Apache Sparkdata~30 mins

Broadcast joins for small tables in Apache Spark - Mini Project: Build & Apply

Choose your learning style9 modes available

Learn Why Deep Visual Try Challenge Project Recall Time

Broadcast Joins for Small Tables in Apache Spark

📖 Scenario: You work at a retail company. You have a large sales dataset and a small product details dataset. You want to join them to get product names with each sale. Using broadcast join helps Spark run this join faster by sending the small product data to all worker nodes.

🎯 Goal: Learn how to perform a broadcast join in Apache Spark to efficiently join a large sales DataFrame with a small product DataFrame.

📋 What You'll Learn

Create a Spark DataFrame for sales data with columns sale_id, product_id, and quantity.

Create a Spark DataFrame for product data with columns product_id and product_name.

Use a broadcast join to join sales with product data on product_id.

Show the joined DataFrame output.

💡 Why This Matters

🌍 Real World

Broadcast joins are used in big data processing when one table is small enough to fit in memory. This speeds up joins by sending the small table to all worker nodes, avoiding expensive shuffles.

💼 Career

Data engineers and data scientists use broadcast joins to optimize Spark jobs for faster data processing and analysis, especially when working with mixed-size datasets.

Progress0 / 4 steps

Create the sales DataFrame

Create a Spark DataFrame called sales_df with these exact rows: (1, 101, 2), (2, 102, 1), (3, 103, 5). The columns must be sale_id, product_id, and quantity.

Apache Spark

from pyspark.sql import SparkSession

spark = SparkSession.builder.appName("BroadcastJoinExample").getOrCreate()
# Create sales_df DataFrame with specified rows and columns
# Your code here

Need a hint?

Use spark.createDataFrame with a list of tuples and a list of column names.

Create the product DataFrame

Create a Spark DataFrame called product_df with these exact rows: (101, "Pen"), (102, "Notebook"), (103, "Eraser"). The columns must be product_id and product_name.

Apache Spark

from pyspark.sql import SparkSession

spark = SparkSession.builder.appName("BroadcastJoinExample").getOrCreate()
sales_data = [(1, 101, 2), (2, 102, 1), (3, 103, 5)]
sales_columns = ["sale_id", "product_id", "quantity"]
sales_df = spark.createDataFrame(sales_data, sales_columns)
# Create product_df DataFrame with specified rows and columns
# Your code here

Need a hint?

Use spark.createDataFrame with a list of tuples and a list of column names for products.

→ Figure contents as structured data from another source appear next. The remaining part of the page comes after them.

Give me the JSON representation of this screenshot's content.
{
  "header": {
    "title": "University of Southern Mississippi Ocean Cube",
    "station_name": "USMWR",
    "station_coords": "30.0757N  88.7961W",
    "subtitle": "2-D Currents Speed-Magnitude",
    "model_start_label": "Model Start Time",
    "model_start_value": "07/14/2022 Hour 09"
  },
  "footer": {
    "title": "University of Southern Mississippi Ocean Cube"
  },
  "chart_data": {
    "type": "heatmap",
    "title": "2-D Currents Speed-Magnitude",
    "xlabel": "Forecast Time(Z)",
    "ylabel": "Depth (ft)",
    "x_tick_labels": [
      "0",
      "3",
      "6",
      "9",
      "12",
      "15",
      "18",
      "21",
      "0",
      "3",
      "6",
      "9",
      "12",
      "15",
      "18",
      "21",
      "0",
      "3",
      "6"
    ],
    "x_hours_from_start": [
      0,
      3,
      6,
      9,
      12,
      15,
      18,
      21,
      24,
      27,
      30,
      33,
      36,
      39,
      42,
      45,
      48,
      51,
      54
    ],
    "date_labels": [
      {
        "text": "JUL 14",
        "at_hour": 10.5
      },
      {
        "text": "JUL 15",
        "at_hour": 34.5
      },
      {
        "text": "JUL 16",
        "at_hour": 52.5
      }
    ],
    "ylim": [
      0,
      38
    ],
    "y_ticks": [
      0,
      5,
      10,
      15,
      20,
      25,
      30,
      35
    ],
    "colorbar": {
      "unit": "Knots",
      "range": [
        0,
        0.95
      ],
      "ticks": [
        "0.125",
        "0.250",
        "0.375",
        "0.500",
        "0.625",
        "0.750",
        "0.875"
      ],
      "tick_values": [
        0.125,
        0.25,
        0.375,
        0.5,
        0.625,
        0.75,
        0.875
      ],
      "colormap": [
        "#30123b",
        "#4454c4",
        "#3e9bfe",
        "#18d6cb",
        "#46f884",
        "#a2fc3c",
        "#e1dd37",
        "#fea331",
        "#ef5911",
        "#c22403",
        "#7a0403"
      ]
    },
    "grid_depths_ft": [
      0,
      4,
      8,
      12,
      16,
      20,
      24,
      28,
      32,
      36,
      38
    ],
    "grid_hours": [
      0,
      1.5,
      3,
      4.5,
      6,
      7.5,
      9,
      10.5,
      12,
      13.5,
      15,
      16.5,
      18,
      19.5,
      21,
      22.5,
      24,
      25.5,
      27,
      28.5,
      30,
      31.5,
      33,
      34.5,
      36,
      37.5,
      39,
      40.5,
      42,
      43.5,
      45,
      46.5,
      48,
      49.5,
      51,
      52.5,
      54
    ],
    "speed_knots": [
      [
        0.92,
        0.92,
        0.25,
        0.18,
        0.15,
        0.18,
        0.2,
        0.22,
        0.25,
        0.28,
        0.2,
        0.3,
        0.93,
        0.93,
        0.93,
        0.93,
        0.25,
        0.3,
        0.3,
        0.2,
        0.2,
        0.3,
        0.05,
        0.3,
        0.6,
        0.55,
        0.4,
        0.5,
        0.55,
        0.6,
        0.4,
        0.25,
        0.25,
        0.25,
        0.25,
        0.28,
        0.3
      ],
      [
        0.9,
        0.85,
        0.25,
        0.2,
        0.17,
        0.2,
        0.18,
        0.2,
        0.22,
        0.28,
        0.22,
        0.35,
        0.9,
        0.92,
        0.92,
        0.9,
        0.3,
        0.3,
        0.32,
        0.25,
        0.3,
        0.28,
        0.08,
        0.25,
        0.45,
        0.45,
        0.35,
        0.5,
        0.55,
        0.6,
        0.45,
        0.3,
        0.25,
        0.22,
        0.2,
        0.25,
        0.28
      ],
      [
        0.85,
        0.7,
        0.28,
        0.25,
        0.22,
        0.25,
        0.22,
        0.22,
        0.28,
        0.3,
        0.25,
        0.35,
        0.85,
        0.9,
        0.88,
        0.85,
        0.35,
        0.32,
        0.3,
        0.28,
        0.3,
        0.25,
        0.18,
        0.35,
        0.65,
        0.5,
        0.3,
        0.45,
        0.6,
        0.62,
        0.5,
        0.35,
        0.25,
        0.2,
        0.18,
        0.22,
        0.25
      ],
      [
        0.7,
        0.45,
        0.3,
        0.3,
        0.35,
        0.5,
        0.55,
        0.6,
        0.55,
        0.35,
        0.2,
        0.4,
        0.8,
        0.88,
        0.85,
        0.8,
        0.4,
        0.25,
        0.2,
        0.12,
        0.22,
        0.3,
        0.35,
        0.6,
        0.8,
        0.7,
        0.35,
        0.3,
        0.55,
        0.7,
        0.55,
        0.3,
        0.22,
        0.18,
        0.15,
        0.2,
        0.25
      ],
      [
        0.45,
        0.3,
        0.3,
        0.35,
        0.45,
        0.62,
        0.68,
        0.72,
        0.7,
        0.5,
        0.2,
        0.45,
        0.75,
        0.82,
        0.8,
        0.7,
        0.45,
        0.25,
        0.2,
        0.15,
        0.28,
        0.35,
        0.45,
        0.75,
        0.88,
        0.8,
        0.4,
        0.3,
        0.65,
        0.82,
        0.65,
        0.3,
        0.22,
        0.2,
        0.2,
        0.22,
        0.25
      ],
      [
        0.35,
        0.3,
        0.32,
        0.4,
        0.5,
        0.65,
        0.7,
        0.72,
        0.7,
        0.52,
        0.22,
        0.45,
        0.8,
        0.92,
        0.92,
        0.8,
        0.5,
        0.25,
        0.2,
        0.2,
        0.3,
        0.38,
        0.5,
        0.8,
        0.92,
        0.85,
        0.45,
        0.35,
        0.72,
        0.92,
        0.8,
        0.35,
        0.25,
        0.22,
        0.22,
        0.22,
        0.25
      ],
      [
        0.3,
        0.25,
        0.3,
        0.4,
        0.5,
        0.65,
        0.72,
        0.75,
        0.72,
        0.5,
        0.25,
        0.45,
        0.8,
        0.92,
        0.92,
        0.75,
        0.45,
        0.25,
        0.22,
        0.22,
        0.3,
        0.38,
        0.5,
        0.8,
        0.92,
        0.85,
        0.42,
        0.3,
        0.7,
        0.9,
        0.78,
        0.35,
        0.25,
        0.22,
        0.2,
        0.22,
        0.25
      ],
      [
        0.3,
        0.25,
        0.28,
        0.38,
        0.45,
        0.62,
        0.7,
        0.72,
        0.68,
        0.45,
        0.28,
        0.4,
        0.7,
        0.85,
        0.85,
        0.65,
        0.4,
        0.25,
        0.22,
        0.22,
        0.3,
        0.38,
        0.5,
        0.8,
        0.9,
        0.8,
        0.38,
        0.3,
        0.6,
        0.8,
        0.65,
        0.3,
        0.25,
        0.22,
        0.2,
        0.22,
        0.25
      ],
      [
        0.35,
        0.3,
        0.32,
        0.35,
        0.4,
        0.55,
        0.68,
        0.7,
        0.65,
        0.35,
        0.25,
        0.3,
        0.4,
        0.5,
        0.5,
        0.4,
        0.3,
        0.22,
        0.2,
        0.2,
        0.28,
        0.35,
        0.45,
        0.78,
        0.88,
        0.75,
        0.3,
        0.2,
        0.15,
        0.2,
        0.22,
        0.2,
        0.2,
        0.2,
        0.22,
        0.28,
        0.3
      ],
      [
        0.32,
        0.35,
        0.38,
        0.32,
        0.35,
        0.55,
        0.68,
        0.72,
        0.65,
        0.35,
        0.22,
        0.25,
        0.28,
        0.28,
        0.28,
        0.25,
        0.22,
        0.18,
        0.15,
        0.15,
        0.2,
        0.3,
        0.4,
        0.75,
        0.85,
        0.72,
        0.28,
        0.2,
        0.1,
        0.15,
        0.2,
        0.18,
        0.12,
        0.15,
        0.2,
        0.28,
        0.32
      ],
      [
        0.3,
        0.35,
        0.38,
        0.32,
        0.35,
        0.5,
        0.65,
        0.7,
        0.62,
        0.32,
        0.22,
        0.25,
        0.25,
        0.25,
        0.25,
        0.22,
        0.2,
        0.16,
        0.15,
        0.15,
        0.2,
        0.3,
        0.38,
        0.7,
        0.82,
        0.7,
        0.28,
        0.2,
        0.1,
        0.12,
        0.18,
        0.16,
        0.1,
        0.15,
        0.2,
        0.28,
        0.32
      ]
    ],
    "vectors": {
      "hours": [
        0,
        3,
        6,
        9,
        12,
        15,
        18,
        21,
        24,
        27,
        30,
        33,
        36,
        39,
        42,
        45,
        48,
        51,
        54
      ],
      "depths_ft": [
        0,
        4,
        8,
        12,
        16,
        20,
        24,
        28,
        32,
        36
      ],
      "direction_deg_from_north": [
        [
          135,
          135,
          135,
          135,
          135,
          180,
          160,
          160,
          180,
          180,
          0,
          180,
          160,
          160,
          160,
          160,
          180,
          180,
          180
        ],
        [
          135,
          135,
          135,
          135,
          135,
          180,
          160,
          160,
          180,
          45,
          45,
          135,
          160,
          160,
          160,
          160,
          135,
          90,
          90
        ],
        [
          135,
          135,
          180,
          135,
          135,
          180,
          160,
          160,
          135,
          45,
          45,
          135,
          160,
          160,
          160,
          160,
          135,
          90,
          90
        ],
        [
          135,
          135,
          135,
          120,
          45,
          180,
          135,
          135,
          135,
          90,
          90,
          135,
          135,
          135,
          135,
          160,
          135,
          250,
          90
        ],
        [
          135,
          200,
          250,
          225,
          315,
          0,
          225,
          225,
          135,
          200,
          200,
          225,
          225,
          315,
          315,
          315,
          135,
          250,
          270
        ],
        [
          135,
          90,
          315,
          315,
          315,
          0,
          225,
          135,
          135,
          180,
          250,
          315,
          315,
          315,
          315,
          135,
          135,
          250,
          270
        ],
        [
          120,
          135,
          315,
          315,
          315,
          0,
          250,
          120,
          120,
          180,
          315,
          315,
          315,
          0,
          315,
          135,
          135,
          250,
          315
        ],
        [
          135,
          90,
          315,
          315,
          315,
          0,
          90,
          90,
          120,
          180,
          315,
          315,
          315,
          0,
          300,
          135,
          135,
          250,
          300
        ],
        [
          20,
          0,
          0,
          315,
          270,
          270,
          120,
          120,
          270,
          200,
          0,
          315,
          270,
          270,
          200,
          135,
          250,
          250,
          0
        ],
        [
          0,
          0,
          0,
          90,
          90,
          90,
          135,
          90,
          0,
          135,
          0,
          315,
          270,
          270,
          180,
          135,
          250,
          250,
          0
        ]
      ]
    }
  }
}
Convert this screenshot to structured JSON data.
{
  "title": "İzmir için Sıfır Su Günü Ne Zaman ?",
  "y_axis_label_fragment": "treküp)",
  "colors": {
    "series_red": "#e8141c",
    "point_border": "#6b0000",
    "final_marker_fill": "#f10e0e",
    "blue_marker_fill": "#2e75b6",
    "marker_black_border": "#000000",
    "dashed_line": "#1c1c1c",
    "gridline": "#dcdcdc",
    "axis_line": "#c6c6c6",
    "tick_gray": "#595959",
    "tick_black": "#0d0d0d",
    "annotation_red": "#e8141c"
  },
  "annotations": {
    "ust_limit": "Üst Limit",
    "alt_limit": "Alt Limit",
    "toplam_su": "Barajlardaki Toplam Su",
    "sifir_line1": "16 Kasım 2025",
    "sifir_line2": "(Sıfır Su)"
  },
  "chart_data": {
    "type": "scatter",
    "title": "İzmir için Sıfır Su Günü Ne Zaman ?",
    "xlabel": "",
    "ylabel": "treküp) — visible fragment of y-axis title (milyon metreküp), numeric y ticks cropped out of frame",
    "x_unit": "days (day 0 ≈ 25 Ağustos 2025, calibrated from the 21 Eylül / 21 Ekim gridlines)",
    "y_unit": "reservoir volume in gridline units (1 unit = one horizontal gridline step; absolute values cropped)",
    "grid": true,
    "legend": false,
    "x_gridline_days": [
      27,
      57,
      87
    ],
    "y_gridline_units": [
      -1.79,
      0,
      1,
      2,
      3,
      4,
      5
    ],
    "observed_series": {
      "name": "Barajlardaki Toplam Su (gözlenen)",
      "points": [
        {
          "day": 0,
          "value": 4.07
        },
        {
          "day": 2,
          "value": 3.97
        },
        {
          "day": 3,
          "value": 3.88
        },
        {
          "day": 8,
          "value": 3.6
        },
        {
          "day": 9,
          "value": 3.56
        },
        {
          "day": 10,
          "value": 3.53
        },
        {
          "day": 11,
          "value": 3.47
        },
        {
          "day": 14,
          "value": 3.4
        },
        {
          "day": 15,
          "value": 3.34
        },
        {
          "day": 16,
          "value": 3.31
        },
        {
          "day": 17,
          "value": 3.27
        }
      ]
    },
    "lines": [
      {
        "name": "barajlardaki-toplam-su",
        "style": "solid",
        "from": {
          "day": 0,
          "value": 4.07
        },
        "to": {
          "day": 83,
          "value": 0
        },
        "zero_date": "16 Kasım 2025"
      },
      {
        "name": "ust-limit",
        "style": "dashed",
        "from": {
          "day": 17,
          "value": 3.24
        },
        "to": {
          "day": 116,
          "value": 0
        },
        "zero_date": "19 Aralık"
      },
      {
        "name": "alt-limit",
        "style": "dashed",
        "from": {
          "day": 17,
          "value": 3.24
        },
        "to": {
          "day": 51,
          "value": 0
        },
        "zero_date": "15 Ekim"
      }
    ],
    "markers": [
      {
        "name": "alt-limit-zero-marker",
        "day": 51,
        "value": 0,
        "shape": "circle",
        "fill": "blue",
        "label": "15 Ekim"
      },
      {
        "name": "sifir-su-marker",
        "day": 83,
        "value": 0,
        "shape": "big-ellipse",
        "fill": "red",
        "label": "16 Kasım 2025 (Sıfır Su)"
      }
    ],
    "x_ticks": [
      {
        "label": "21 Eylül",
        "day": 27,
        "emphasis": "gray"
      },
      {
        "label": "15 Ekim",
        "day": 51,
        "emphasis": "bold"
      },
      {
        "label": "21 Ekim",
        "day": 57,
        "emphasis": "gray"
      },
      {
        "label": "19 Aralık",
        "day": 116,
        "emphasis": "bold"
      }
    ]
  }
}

Perform the broadcast join

Import broadcast from pyspark.sql.functions. Use sales_df.join() to join sales_df with product_df on product_id. Use broadcast(product_df) inside the join to broadcast the small product table. Save the result as joined_df.

Apache Spark

from pyspark.sql import SparkSession
from pyspark.sql.functions import broadcast

spark = SparkSession.builder.appName("BroadcastJoinExample").getOrCreate()
sales_data = [(1, 101, 2), (2, 102, 1), (3, 103, 5)]
sales_columns = ["sale_id", "product_id", "quantity"]
sales_df = spark.createDataFrame(sales_data, sales_columns)
product_data = [(101, "Pen"), (102, "Notebook"), (103, "Eraser")]
product_columns = ["product_id", "product_name"]
product_df = spark.createDataFrame(product_data, product_columns)
# Join sales_df with broadcast(product_df) on product_id and save as joined_df
# Your code here

Need a hint?

Use broadcast(product_df) inside the join() method.

Show the joined DataFrame

Use print() and joined_df.show() to display the joined DataFrame output.

Apache Spark

from pyspark.sql import SparkSession
from pyspark.sql.functions import broadcast

spark = SparkSession.builder.appName("BroadcastJoinExample").getOrCreate()
sales_data = [(1, 101, 2), (2, 102, 1), (3, 103, 5)]
sales_columns = ["sale_id", "product_id", "quantity"]
sales_df = spark.createDataFrame(sales_data, sales_columns)
product_data = [(101, "Pen"), (102, "Notebook"), (103, "Eraser")]
product_columns = ["product_id", "product_name"]
product_df = spark.createDataFrame(product_data, product_columns)
joined_df = sales_df.join(broadcast(product_df), on="product_id")
# Print the joined DataFrame
# Your code here

Need a hint?

Use joined_df.show() to display the DataFrame rows.